In total, the top-20 semiconductor companies’ sales declined by 6% in 1Q16/1Q15, one point less than the total worldwide semiconductor industry decline of 7%.  Although, in total, the top-20 1Q16 semiconductor companies registered a moderate 6% drop, there were seven companies that displayed a double-digit 1Q16/1Q15 decline and three that registered a ≥25% fall (with memory giants Micron and SK Hynix posting the worst results).  Half of the top-20 companies had sales of at least $2.0 billion in 1Q16.  As shown, it took $832 million in quarterly sales just to make it into the 1Q16 top-20 semiconductor supplier list.

There was one new entrant into the top-20 ranking in 1Q16—U.S.-based fabless supplier AMD.  AMD had a particularly rough 1Q16 and saw its sales drop 19% year-over-year to $832 million, which was about half the $1,589 million in sales the company logged just over two years ago in 4Q13.  Although AMD did not have a good 1Q16, Japan-based Sharp, the only company that fell from the top-20 ranking, faired even worse with its 1Q16/1Q15 sales plunging by 30%!

In order to allow for more useful year-over-year comparisons, acquired/merged semiconductor company sales results were combined for both 1Q15 and 1Q16, regardless of when the acquisition or merger occurred.  For example, although Intel’s acquisition of Altera did not close until late December of 2015, Altera’s 1Q15 sales ($435 million) were added to Intel’s 1Q15 sales ($11,632 million) to come up with the $12,067 million shown in Figure 1 for Intel’s 1Q15 sales.  The same method was used to calculate the 1Q15 sales for Broadcom Ltd. (Avago/Broadcom), NXP (NXP/Freescale), and GlobalFoundries (GlobalFoundries/IBM).
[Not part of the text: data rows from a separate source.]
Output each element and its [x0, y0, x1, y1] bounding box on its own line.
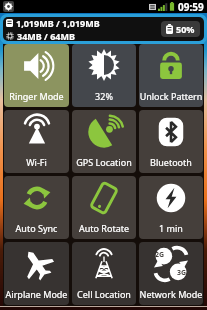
staticText: Network Mode	[139, 288, 203, 300]
button[interactable]: 32%	[72, 44, 136, 107]
staticText: 1 min	[139, 222, 203, 234]
button[interactable]: Settings	[3, 1, 14, 12]
button[interactable]: Auto Rotate	[72, 176, 136, 239]
staticText: Wi-Fi	[4, 156, 69, 168]
button[interactable]: Unlock Pattern	[139, 44, 203, 107]
staticText: 2G	[155, 250, 165, 260]
staticText: 50%	[176, 23, 195, 35]
button[interactable]: Wi-Fi	[4, 110, 69, 173]
button[interactable]: 1 min	[139, 176, 203, 239]
button[interactable]: Ringer Mode	[4, 44, 69, 107]
staticText: 34MB / 64MB	[17, 30, 75, 41]
staticText: Bluetooth	[139, 156, 203, 168]
staticText: GPS Location	[72, 156, 136, 168]
staticText: 32%	[72, 90, 136, 102]
button[interactable]: Cell Location	[72, 242, 136, 305]
staticText: Unlock Pattern	[139, 90, 203, 102]
staticText: 1,019MB / 1,019MB	[16, 17, 100, 29]
staticText: 3G	[177, 268, 187, 278]
staticText: Cell Location	[72, 288, 136, 300]
button[interactable]: Bluetooth	[139, 110, 203, 173]
button[interactable]: 50%	[161, 21, 200, 37]
button[interactable]: Auto Sync	[4, 176, 69, 239]
staticText: Airplane Mode	[4, 288, 69, 300]
staticText: Auto Rotate	[72, 222, 136, 234]
staticText: Auto Sync	[4, 222, 69, 234]
button[interactable]: Airplane Mode	[4, 242, 69, 305]
button[interactable]: 1,019MB / 1,019MB	[3, 17, 204, 41]
button[interactable]: GPS Location	[72, 110, 136, 173]
button[interactable]: 2G	[139, 242, 203, 305]
staticText: 09:59	[178, 0, 204, 13]
staticText: Ringer Mode	[4, 90, 69, 102]
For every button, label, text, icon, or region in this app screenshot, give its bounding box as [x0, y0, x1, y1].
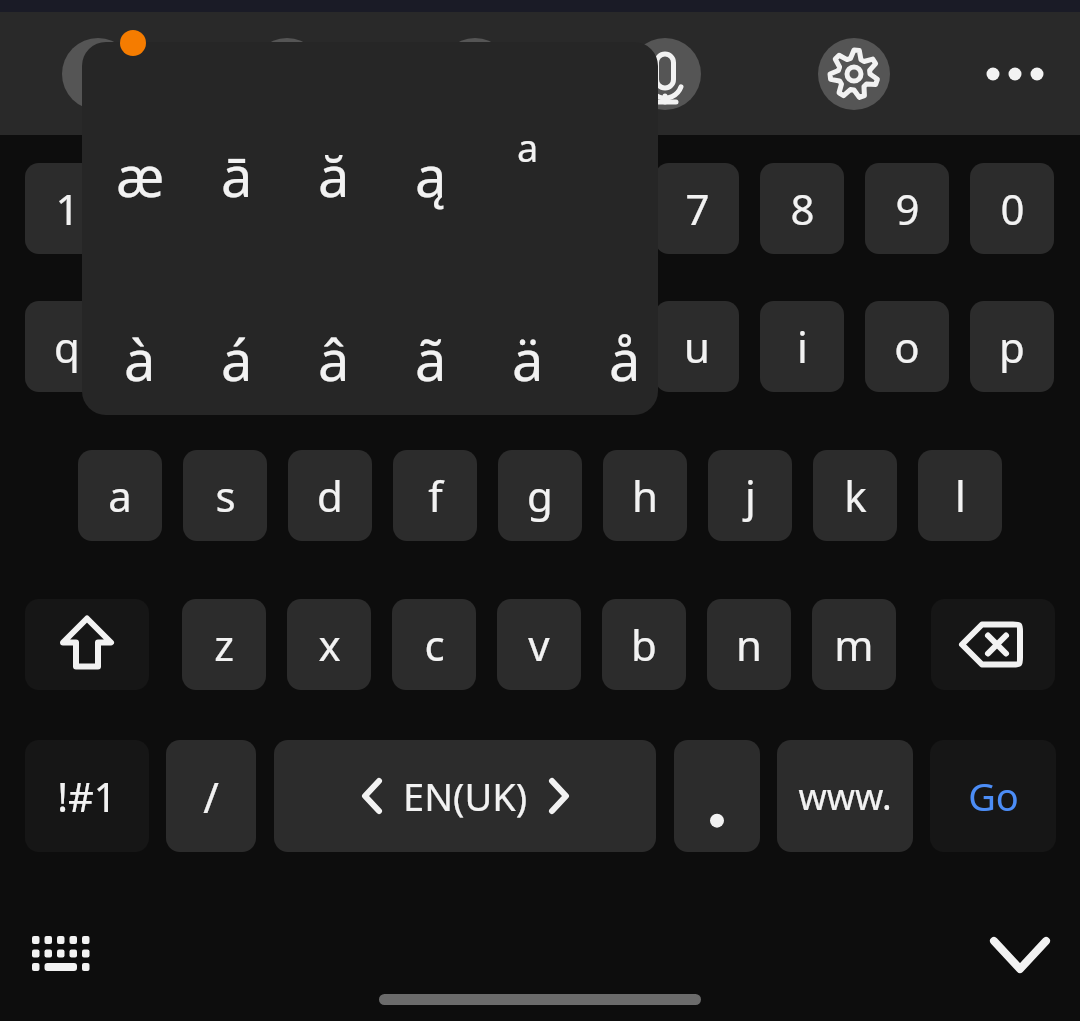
staticText: u: [684, 318, 710, 375]
staticText: å: [609, 321, 641, 397]
staticText: EN(UK): [403, 770, 528, 822]
button[interactable]: 7: [655, 163, 739, 254]
button[interactable]: n: [707, 599, 791, 690]
button[interactable]: å: [577, 304, 658, 414]
button[interactable]: w: [130, 301, 214, 392]
button[interactable]: y: [550, 301, 634, 392]
button[interactable]: Go: [930, 740, 1056, 852]
button[interactable]: s: [183, 450, 267, 541]
staticText: 8: [790, 180, 815, 237]
button[interactable]: ä: [480, 304, 576, 414]
staticText: a: [108, 467, 132, 524]
staticText: q: [54, 318, 80, 375]
button[interactable]: i: [760, 301, 844, 392]
button[interactable]: p: [970, 301, 1054, 392]
staticText: â: [318, 321, 350, 397]
button[interactable]: á: [189, 304, 285, 414]
staticText: !#1: [57, 769, 117, 823]
button[interactable]: a: [78, 450, 162, 541]
button[interactable]: www.: [777, 740, 913, 852]
button[interactable]: Toolbar action 2: [251, 38, 323, 110]
button[interactable]: q: [25, 301, 109, 392]
button[interactable]: m: [812, 599, 896, 690]
button[interactable]: 0: [970, 163, 1054, 254]
button[interactable]: o: [865, 301, 949, 392]
button[interactable]: Space, EN(UK): [274, 740, 656, 852]
button[interactable]: Toolbar action 3: [439, 38, 511, 110]
button[interactable]: r: [340, 301, 424, 392]
button[interactable]: Hide keyboard: [975, 910, 1065, 998]
button[interactable]: j: [708, 450, 792, 541]
button[interactable]: /: [166, 740, 256, 852]
staticText: 7: [685, 180, 710, 237]
button[interactable]: æ: [92, 120, 188, 230]
staticText: www.: [798, 772, 892, 821]
button[interactable]: ā: [189, 120, 285, 230]
button[interactable]: u: [655, 301, 739, 392]
button[interactable]: ã: [383, 304, 479, 414]
button[interactable]: f: [393, 450, 477, 541]
staticText: m: [834, 616, 874, 673]
button[interactable]: Shift: [25, 599, 149, 690]
button[interactable]: Settings: [818, 38, 890, 110]
button[interactable]: 4: [340, 163, 424, 254]
button[interactable]: x: [287, 599, 371, 690]
staticText: ā: [221, 137, 253, 213]
button[interactable]: a: [480, 102, 576, 192]
staticText: /: [203, 768, 219, 825]
button[interactable]: v: [497, 599, 581, 690]
staticText: á: [221, 321, 253, 397]
staticText: l: [955, 467, 966, 524]
button[interactable]: z: [182, 599, 266, 690]
staticText: x: [318, 616, 341, 673]
button[interactable]: â: [286, 304, 382, 414]
button[interactable]: ą: [383, 120, 479, 230]
staticText: v: [528, 616, 550, 673]
button[interactable]: 1: [25, 163, 109, 254]
staticText: j: [745, 467, 756, 524]
button[interactable]: Toolbar action 4: [629, 38, 701, 110]
staticText: ä: [512, 321, 544, 397]
button[interactable]: c: [392, 599, 476, 690]
button[interactable]: Period: [674, 740, 760, 852]
button[interactable]: Toolbar action 5: [818, 38, 890, 110]
button[interactable]: h: [603, 450, 687, 541]
button[interactable]: 2: [130, 163, 214, 254]
staticText: n: [736, 616, 762, 673]
button[interactable]: Switch keyboard: [14, 910, 104, 998]
button[interactable]: 8: [760, 163, 844, 254]
button[interactable]: l: [918, 450, 1002, 541]
button[interactable]: e: [235, 301, 319, 392]
button[interactable]: 9: [865, 163, 949, 254]
staticText: h: [632, 467, 658, 524]
button[interactable]: More options: [979, 38, 1051, 110]
button[interactable]: t: [445, 301, 529, 392]
staticText: ă: [318, 137, 350, 213]
staticText: Go: [968, 770, 1019, 822]
button[interactable]: k: [813, 450, 897, 541]
button[interactable]: ă: [286, 120, 382, 230]
staticText: o: [894, 318, 920, 375]
button[interactable]: à: [92, 304, 188, 414]
staticText: 1: [55, 180, 80, 237]
button[interactable]: b: [602, 599, 686, 690]
staticText: ã: [415, 321, 447, 397]
button[interactable]: Toolbar action 1: [62, 38, 134, 110]
button[interactable]: g: [498, 450, 582, 541]
staticText: ą: [415, 137, 447, 213]
staticText: s: [215, 467, 236, 524]
staticText: à: [124, 321, 156, 397]
button[interactable]: 3: [235, 163, 319, 254]
button[interactable]: d: [288, 450, 372, 541]
staticText: z: [214, 616, 234, 673]
button[interactable]: Backspace: [931, 599, 1055, 690]
button[interactable]: !#1: [25, 740, 149, 852]
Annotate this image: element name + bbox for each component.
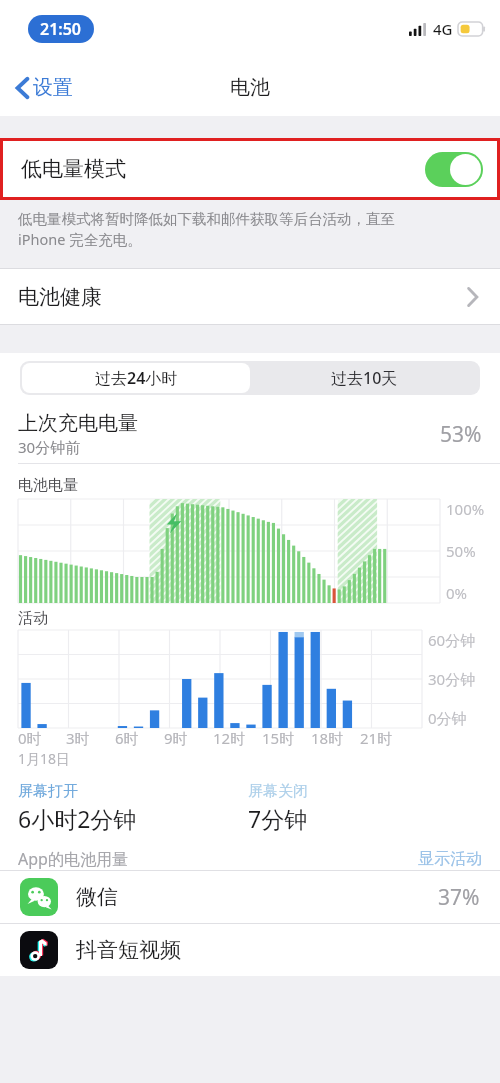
staticText: 电池 — [230, 75, 270, 100]
staticText: 50% — [446, 541, 476, 561]
staticText: 抖音短视频 — [76, 937, 181, 963]
staticText: 15时 — [262, 728, 295, 748]
staticText: 电池电量 — [18, 476, 78, 495]
staticText: 过去10天 — [331, 367, 398, 389]
staticText: 低电量模式 — [21, 156, 126, 182]
staticText: 3时 — [66, 728, 90, 748]
staticText: 30分钟前 — [18, 437, 81, 457]
staticText: 12时 — [213, 728, 246, 748]
button[interactable]: 电池健康 — [0, 268, 500, 325]
staticText: 30分钟 — [428, 669, 476, 689]
button[interactable]: 微信 — [0, 871, 500, 923]
staticText: 微信 — [76, 884, 118, 910]
staticText: 100% — [446, 499, 485, 519]
staticText: 18时 — [311, 728, 344, 748]
staticText: 21:50 — [40, 18, 82, 40]
staticText: 0% — [446, 583, 468, 603]
staticText: 4G — [433, 19, 453, 39]
staticText: 37% — [438, 883, 480, 912]
staticText: 显示活动 — [418, 849, 482, 869]
staticText: 屏幕打开 — [18, 782, 78, 801]
staticText: 6小时2分钟 — [18, 803, 137, 834]
staticText: 电池健康 — [18, 284, 102, 310]
staticText: 上次充电电量 — [18, 411, 138, 436]
button[interactable]: 过去10天 — [250, 363, 478, 393]
button[interactable]: 低电量模式开关 — [425, 152, 483, 187]
staticText: 活动 — [18, 609, 48, 628]
staticText: 屏幕关闭 — [248, 782, 308, 801]
button[interactable]: 设置 — [12, 69, 77, 106]
staticText: 0时 — [18, 728, 42, 748]
staticText: 1月18日 — [18, 749, 71, 768]
staticText: 21时 — [360, 728, 393, 748]
staticText: App的电池用量 — [18, 848, 128, 870]
staticText: 低电量模式将暂时降低如下载和邮件获取等后台活动，直至 iPhone 完全充电。 — [18, 210, 395, 250]
staticText: 9时 — [164, 728, 188, 748]
button[interactable]: 过去24小时 — [22, 363, 250, 393]
staticText: 设置 — [33, 75, 73, 100]
staticText: 过去24小时 — [95, 367, 178, 389]
staticText: 7分钟 — [248, 803, 308, 834]
staticText: 6时 — [115, 728, 139, 748]
button[interactable]: 低电量模式 — [3, 141, 497, 197]
button[interactable]: 显示活动 — [418, 849, 482, 869]
button[interactable]: 抖音短视频 — [0, 924, 500, 976]
staticText: 53% — [440, 420, 482, 449]
staticText: 0分钟 — [428, 708, 467, 728]
staticText: 60分钟 — [428, 630, 476, 650]
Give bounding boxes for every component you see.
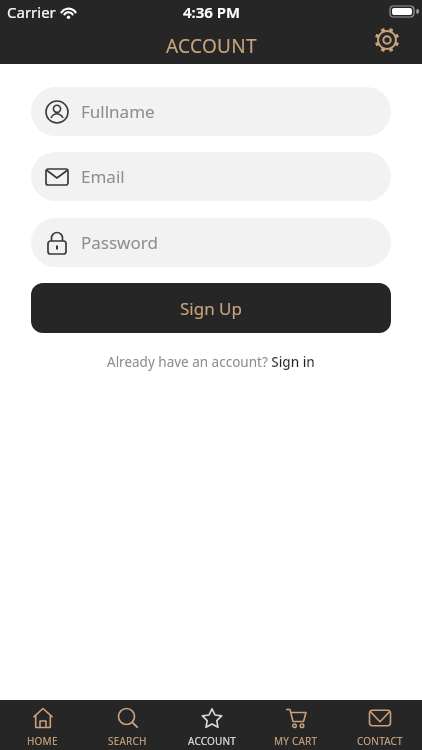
button[interactable]: CONTACT: [338, 700, 422, 750]
staticText: CONTACT: [357, 734, 403, 748]
button[interactable]: Already have an account? Sign in: [0, 353, 422, 371]
staticText: ACCOUNT: [166, 33, 257, 59]
button[interactable]: Sign Up: [31, 283, 391, 333]
button[interactable]: HOME: [0, 700, 85, 750]
staticText: Already have an account? Sign in: [107, 353, 315, 371]
button[interactable]: SEARCH: [85, 700, 170, 750]
button[interactable]: Email: [31, 152, 391, 201]
staticText: HOME: [27, 734, 58, 748]
staticText: Sign Up: [180, 297, 242, 320]
button[interactable]: [373, 26, 401, 54]
button[interactable]: Fullname: [31, 87, 391, 136]
staticText: Password: [81, 231, 158, 254]
button[interactable]: Password: [31, 218, 391, 267]
staticText: ACCOUNT: [188, 734, 237, 748]
staticText: SEARCH: [108, 734, 147, 748]
staticText: Email: [81, 165, 125, 188]
button[interactable]: ACCOUNT: [170, 700, 254, 750]
staticText: 4:36 PM: [183, 2, 240, 22]
button[interactable]: MY CART: [254, 700, 338, 750]
staticText: Carrier: [7, 2, 56, 22]
staticText: MY CART: [274, 734, 318, 748]
staticText: Fullname: [81, 100, 155, 123]
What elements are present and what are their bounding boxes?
Apple is an anomaly in the top-20 ranking with regards to major semiconductor suppliers. The company designs and uses its processors only in its own products—there are no sales of the company’s MPUs to other system makers. Apple’s custom ARM-based SoC processors had a “sales value” of $1,390 million in 1Q16, up 10% from $1,260 million in 1Q15.  Apple’s MPUs have been used in 13 iPhone handset designs since 2007 and a dozen iPad tablet models since 2010 as well as in iPod portable media players, smartwatches, and Apple TV units.  Apple’s custom processors—such as the 64-bit A9 used in iPhone 6s and 6s Plus handsets introduced in September 2015 and the new iPhone 6SE launched in March 2016—are made by pure-play foundry TSMC and IDM foundry Samsung.

Intel remained firmly in control of the number one spot in 1Q16.  In fact, it increased its lead over Samsung’s semiconductor sales from 29% in 1Q15 to 40% in 1Q16.  The biggest moves in the ranking were made by the new Broadcom Ltd. (Avago/Broadcom) and Nvidia, each of which jumped up three positions in 1Q16 as compared to 1Q15.

As would be expected, given the possible acquisitions and mergers that could/will occur this year (e.g., Microchip/Atmel), as well as any new ones that may develop, the top-20 semiconductor ranking is likely to undergo a significant amount of upheaval over the next few years as the semiconductor industry continues along its path to maturity.